Si nous voulons renforcer ce travail, la collaboration entre les acteurs est nécessaires 1) entre les artisans-pêcheurs— en incluant le nombre croissant de femmes et de jeunes— afin de défendre l’accès et le contrôle des zones de pêches et l’accès aux marchés, ainsi que de promouvoir et de valoriser les pratiques agroécologiques existantes 2) entre les pécheurs et les consommateurs, afin de renforcer les canaux de distribution basés sur la confiance, les produits de qualité, locaux, saisonniers et agro-écologiques et 3) entre les groupements de pêcheurs et de paysans afin de créer un échange de savoirs. Il est intéressant de noter que les organisations de pêcheurs ont déjà emprunté la route de la collaboration, en faisant valoir une voix collective et en articulant de vraies alternatives.

Encadré 2

Renverser la vague du tsunami Supermarché

Au niveau agricole, il est facile d’observer l’emprise des grandes entreprises sur notre system alimentaire. Celle-ci est apparente dans l’expansion des monocultures à grande échelle, les paysans et des communautés indigènes déplacés et l’accaparement des terres et de l’eau. Mais cette croissante main mise s’étend à travers la totalité des chaînes d’approvisionnement alimentaire, des grandes fermes jusqu’aux rayons des supermarchés. De fait, le changement rapide de mode de distribution alimentaire, du marché de produits frais au supermarché, a des implications toutes autant dérangeantes que celles de la mutation d’une agriculture paysanne à une agriculture industrielle.

Pensons, par exemple, que dans de nombreux pays en voie de développement de la région Asie-Pacifique, les marchés de produits frais fournissent un moyen de subsistance à des millions de personnes: les petits paysans qui apportent leurs récoltes aux propriétaires de petits étals, les artisans de l’alimentaire, les vendeurs ambulants, et tout un éventail de travailleurs informels tels que les manutentionnaires qui retirent un maigre revenu du secteur. En Inde, presque 40 millions de personnes comptent sur le secteur informel du commerce et sur les marchés de produits frais; en Indonésie plus de 12 millions de personnes dépendent des marchés de produits frais. Des milliers de vendeurs ambulants, travaillant tous les jours pour fournir de la nourriture aux communautés urbaines, sont au cœur même du fonctionnement de villes comme Bangkok et Hanoï. Une enquête sur le statut des vendeurs ambulants réalisée par le Ministère du Commerce d’ Hanoï indique qu’il y a environ 5000 vendeurs de légumes et 9000 vendeurs de fruits dans les quartiers intra-muros de la ville. Les femmes qui constituent 93 pourcent des vendeurs viennent pour 70-80 pourcent des provinces alentours . Une enquête réalisée en 2010 par l’Administration Métropolitaine de Bangkok indique qu’un nombre stupéfiant de vendeurs (40,000) exercent leurs activités chaque jour dans la ville.

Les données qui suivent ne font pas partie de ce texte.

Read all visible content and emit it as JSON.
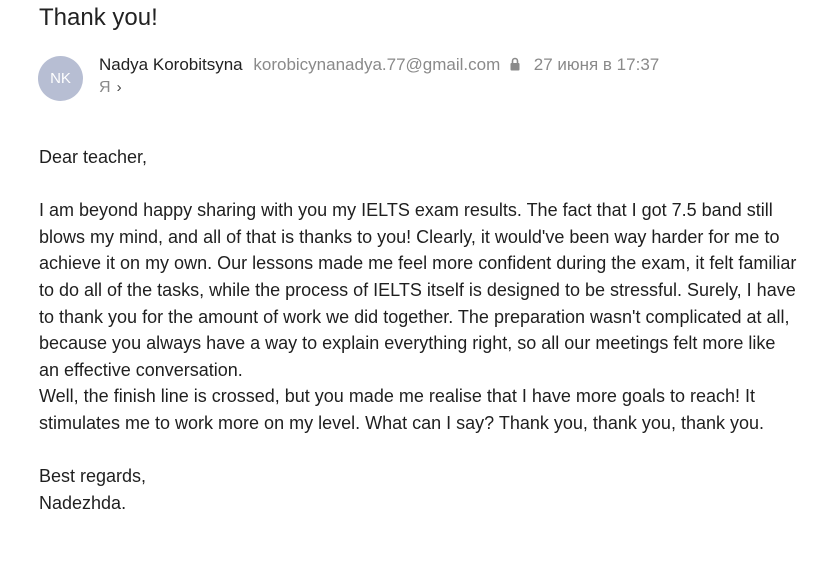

Le rapide virement du marché alimentaire mondial vers la domination du supermarché, qui est facilité par le nombre croissant d’accords financiers et de libre-échange, marginalise et, doucement mais surement, prend la place de millions de personnes dont la subsistance dépend du secteur. L’accès à des aliments appropriés et nutritifs est aussi restreint par la manipulation des prix alimentaires et agricoles. Les supermarchés haussent les prix des produits de base et créent une explosion de malbouffe, inondant les marchés locaux de produits alimentaires transformés et affectant ainsi la santé publique.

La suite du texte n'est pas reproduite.